Bitcoin, the most famous of all crypto currencies, is getting ready for another wild ride apparently, dropping 13% in the last hour to a low of 11,730 (lowest of 2018 so far), before recovering slightly (at the moment of writing) to 12,000
The drop comes after South Korea’s top financial policymaker declared in an interview with a local radio station (TBS) that banning trading on digital currencies was indeed being considered by the government of President Moon. Finance Minister Mr Kim Dong-yeon called it “a live option.”
He did confirm that the decision would need to go through a serious government review before being implemented.
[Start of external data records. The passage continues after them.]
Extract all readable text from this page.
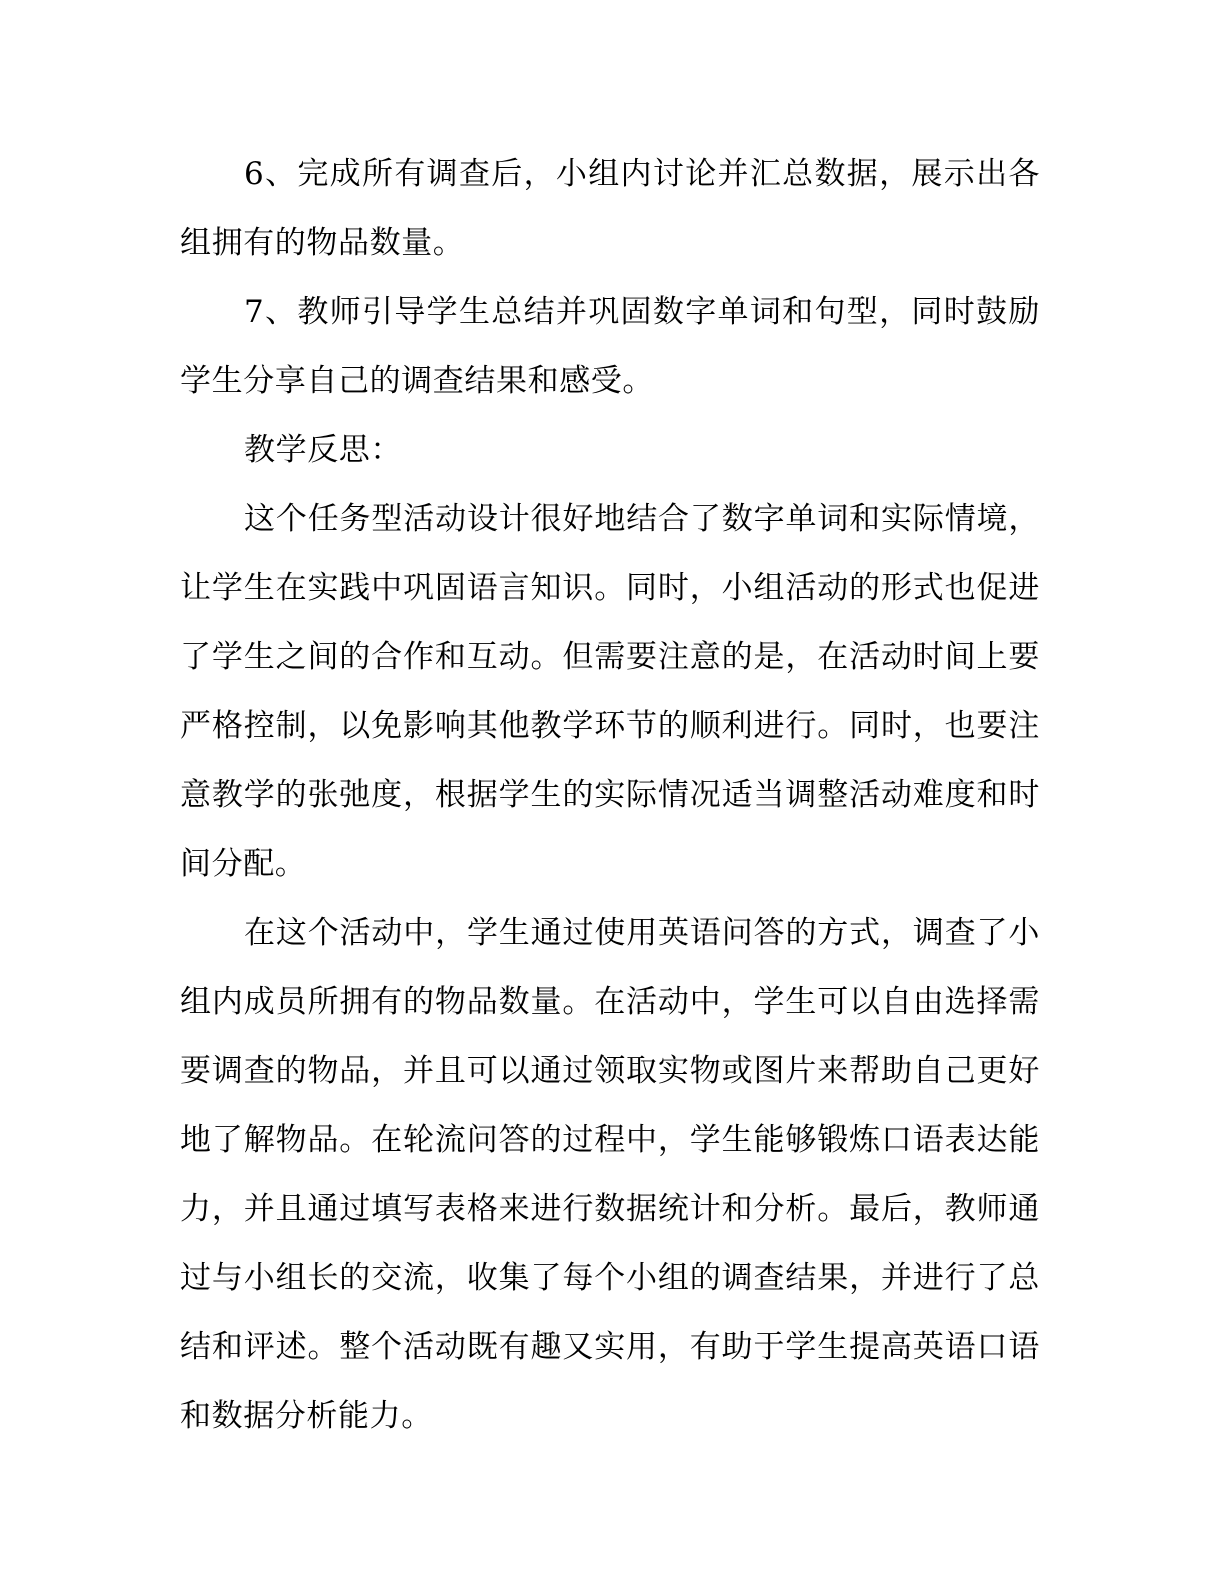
6、完成所有调查后，小组内讨论并汇总数据，展示出各组拥有的物品数量。

7、教师引导学生总结并巩固数字单词和句型，同时鼓励学生分享自己的调查结果和感受。

教学反思：

这个任务型活动设计很好地结合了数字单词和实际情境，让学生在实践中巩固语言知识。同时，小组活动的形式也促进了学生之间的合作和互动。但需要注意的是，在活动时间上要严格控制，以免影响其他教学环节的顺利进行。同时，也要注意教学的张弛度，根据学生的实际情况适当调整活动难度和时间分配。

在这个活动中，学生通过使用英语问答的方式，调查了小组内成员所拥有的物品数量。在活动中，学生可以自由选择需要调查的物品，并且可以通过领取实物或图片来帮助自己更好地了解物品。在轮流问答的过程中，学生能够锻炼口语表达能力，并且通过填写表格来进行数据统计和分析。最后，教师通过与小组长的交流，收集了每个小组的调查结果，并进行了总结和评述。整个活动既有趣又实用，有助于学生提高英语口语和数据分析能力。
Last week already, the South Korean justice minister’s words stating that the country would probably ban bitcoin and other digital currencies triggered big sell-offs as well as a public outcry as many of the South Korean youngsters are heavily invested in the currency.
The presidential office was quick to rectify at that point that no final decision had been made as yet.
Also in Asia, China announced it would be withdrawing tax benefits for any Bitcoin mining company.
Meanwhile, Europe is also getting ready to regulate the currency, as Germany’s national bank director proposed that crypto currencies would need to be looked at from a global scale, and not just on a national level.
Bundesbank director Joachim Wuermeling: “Effective regulation of virtual currencies would therefore only be achievable through the greatest possible international cooperation, because the regulatory power of nation states is obviously limited.”